Curing and Subsurface Damage Monitoring of Epoxy and Epoxy-based Composites

  • Author(s): Fan, Gaochen
  • Advisor(s): Loh, Kenneth J
  • et al.

Due to their extraordinary material properties, epoxy has been widely used in various industries. Moreover, nanomaterials are infused into epoxy to enhance their mechanical performance and for encoding different functionalities, such as for fiber reinforced polymer (FRP) composites. However, additives in the epoxy matrix can affect curing and the mechanical properties of FRP structures. Therefore, the main objective of this thesis was to investigate the use of electrical capacitance tomography (ECT) for monitoring curing and subsurface damage in pristine epoxy and nanocomposite epoxy.

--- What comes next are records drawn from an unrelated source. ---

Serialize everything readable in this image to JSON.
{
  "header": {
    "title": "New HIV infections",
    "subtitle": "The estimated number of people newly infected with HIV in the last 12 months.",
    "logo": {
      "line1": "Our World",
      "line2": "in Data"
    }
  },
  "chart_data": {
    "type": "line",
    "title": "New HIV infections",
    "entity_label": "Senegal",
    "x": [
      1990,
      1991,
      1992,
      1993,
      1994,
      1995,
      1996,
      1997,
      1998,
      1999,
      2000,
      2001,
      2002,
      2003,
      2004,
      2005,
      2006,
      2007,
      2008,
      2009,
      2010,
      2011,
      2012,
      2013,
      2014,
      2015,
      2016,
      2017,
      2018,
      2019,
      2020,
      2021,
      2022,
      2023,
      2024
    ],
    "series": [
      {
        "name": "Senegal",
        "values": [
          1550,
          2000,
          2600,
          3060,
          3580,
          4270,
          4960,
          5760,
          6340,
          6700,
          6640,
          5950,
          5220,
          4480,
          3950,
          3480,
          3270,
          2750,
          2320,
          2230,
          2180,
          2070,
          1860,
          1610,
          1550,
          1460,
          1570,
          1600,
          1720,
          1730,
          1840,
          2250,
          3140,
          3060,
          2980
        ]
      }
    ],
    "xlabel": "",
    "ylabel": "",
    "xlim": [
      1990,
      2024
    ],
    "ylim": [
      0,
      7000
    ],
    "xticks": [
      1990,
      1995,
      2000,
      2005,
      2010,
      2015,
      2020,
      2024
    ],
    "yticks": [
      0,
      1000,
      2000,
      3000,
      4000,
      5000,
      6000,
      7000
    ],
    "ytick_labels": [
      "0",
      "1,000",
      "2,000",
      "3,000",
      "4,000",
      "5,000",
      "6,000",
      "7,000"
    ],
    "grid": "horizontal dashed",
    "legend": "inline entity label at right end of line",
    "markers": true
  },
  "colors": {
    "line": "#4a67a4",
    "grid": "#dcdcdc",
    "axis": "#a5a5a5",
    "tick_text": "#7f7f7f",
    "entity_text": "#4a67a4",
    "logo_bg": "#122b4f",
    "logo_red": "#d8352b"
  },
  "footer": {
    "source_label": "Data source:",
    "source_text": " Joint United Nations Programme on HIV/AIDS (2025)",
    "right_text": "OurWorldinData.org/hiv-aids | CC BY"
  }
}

In short, ECT uses a set of noncontact electrodes and interrogates a sensing area using different patterns of electric field excitations. Boundary capacitance measurements obtained simultaneously are used as inputs for solving the ECT inverse problem to reconstruct the electrical permittivity distribution of the sensing area. The hypothesis was that curing and damage of epoxy would result in permittivity changes that could be detected and localized by ECT. The thesis first starts with a detailed description of the ECT theory and system. Second, to test the hypothesis, pristine epoxy was subjected to ECT for monitoring curing, which was then validated using ultrasonic wave tests. Then, ECT was used to monitor the curing of carbon nanotube-based epoxies whose electrical properties are sensitive to strain. Both pristine and nanocomposite epoxy results confirmed the hypothesis that permittivity decreased with increasing curing time, and ECT can be used as a noncontact and noninvasive curing monitoring tool. Last, epoxy specimens with different geometries were drilled with holes to simulate damage. The results indicated that ECT was not only able to reconstruct the shape of the specimens but was also able to identify the location and severity of damage.